Well, digging deeper in this matter, we can understand that a pointer also has two aspects: the pointer itself and what it points at. So, how can this fact be interpreted? A hint to the solution is that these aspects are the same aspects as an error has: it is an error and it points at a possible solution. This comparison leads us to the interpretation of the pointer as an error, or, now climbing up from the hole, that realism leads to error. It means that we can interpret realism (ie, assuming that classes are real) as leading to error. (Examples of this error are, by the way, what cladists call “the tree of life” and what particle physics calls “Higgs particle”, none of which thus can be found.)
In summary, we can’t understand what reality is, because none of the alternative ways to such understanding that are given can lead to understanding, sorry to say. We thus have to conclude that we, unfortunately, simply can’t understand what reality is. (Instead, I would like to cite the Buddhist saying: give up, give up, give up.)

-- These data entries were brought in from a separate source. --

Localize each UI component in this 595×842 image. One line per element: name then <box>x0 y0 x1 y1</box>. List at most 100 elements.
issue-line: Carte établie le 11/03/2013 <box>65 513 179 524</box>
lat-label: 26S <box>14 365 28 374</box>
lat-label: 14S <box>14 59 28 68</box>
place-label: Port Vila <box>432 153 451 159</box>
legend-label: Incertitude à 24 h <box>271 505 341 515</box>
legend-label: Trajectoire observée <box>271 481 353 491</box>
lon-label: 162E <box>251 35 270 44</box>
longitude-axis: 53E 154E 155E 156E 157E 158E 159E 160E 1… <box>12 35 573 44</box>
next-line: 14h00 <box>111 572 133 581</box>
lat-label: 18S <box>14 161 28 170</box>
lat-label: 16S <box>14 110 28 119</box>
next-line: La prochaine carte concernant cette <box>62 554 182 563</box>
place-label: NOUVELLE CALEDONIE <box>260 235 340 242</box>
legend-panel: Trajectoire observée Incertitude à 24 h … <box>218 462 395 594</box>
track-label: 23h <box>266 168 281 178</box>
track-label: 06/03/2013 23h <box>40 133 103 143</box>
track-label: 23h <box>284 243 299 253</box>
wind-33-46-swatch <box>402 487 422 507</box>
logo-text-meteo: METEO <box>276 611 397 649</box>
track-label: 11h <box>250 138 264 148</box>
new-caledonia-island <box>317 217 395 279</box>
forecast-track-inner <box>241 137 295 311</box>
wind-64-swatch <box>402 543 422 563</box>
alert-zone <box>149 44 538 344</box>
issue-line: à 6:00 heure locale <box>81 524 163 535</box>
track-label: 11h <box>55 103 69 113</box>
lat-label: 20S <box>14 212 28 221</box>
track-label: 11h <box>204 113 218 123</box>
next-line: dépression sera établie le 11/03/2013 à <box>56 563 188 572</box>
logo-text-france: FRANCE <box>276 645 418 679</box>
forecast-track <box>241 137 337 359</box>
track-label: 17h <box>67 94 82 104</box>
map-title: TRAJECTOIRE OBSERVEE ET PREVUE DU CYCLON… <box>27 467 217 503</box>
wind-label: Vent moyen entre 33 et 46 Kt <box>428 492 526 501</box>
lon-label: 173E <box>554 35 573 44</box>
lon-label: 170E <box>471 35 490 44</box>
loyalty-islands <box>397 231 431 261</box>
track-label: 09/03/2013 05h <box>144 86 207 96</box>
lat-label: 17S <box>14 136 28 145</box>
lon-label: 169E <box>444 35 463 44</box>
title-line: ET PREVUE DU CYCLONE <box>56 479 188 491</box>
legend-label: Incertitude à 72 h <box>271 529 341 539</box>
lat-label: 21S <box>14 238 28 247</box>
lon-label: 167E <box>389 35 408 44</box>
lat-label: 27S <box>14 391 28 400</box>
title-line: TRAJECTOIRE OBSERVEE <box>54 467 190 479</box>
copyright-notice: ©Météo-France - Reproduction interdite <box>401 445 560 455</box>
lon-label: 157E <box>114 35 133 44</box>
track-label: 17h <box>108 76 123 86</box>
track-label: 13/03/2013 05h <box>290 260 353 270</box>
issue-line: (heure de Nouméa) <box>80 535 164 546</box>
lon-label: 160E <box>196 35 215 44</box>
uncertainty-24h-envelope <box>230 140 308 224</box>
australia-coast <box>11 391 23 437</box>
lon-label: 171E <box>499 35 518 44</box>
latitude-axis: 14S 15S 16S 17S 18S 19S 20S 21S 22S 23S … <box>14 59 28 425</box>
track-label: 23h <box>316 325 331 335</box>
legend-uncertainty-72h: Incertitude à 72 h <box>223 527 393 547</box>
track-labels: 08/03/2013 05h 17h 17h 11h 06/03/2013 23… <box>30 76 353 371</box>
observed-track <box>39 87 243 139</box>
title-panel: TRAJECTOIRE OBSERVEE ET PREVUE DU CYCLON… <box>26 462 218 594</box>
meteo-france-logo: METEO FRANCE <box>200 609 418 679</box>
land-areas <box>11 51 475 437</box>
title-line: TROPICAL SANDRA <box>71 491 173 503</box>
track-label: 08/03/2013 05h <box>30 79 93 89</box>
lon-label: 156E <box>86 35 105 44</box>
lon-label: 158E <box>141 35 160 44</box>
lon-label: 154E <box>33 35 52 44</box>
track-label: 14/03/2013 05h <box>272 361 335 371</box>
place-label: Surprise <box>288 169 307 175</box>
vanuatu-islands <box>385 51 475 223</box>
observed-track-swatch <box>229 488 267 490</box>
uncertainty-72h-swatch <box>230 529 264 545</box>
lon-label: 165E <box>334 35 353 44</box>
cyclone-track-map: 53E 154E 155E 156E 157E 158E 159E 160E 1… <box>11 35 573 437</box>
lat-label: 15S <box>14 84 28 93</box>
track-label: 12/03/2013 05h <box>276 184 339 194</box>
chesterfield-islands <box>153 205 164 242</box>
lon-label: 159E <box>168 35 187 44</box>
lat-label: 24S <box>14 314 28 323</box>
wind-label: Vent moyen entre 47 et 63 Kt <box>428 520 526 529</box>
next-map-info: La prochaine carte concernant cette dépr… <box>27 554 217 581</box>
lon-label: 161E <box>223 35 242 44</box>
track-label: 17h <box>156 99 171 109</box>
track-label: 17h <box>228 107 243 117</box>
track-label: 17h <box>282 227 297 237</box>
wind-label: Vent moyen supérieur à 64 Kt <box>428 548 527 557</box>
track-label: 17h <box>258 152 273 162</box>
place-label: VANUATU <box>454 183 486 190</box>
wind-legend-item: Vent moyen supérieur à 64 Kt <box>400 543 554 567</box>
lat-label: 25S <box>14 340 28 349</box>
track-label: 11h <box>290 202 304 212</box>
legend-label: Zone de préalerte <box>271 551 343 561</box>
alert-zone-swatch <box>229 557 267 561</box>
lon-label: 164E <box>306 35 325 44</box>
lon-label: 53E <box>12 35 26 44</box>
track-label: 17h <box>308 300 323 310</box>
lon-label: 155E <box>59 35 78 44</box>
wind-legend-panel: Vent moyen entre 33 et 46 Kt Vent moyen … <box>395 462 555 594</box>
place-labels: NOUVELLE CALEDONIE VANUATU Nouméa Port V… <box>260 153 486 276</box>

The difference between Linnean taxonomy and cladistics is actually proof for the hypothesis that there isn’t any truth (to be found).
These two possible approaches to classification, ie, assuming that classes aren’t real (ie, Linnean classification) and assuming that classes are real (ie, cladistics), respectively, ends in ambiguity and paradoxical contradiction, respectively.
These two ends of the only possible two approaches to classifications does thus reveal that there is nothing between them, ie, no single truth.
So, sorry to say, there is no possibility to understand reality.
Every “thing” that exists (including the universe) is fundamentally composed of two orthogonal aspects.
The “true nature” of every thing does thus reside in the middle between these two aspects.
The middle between two orthogonal aspects is, however, either ambiguous or paradoxically contradictory, depending on whether you look at it or are in the midst of it.
It means that it is impossible to understand what things are composed of, except that they are composed of two orthogonal aspects.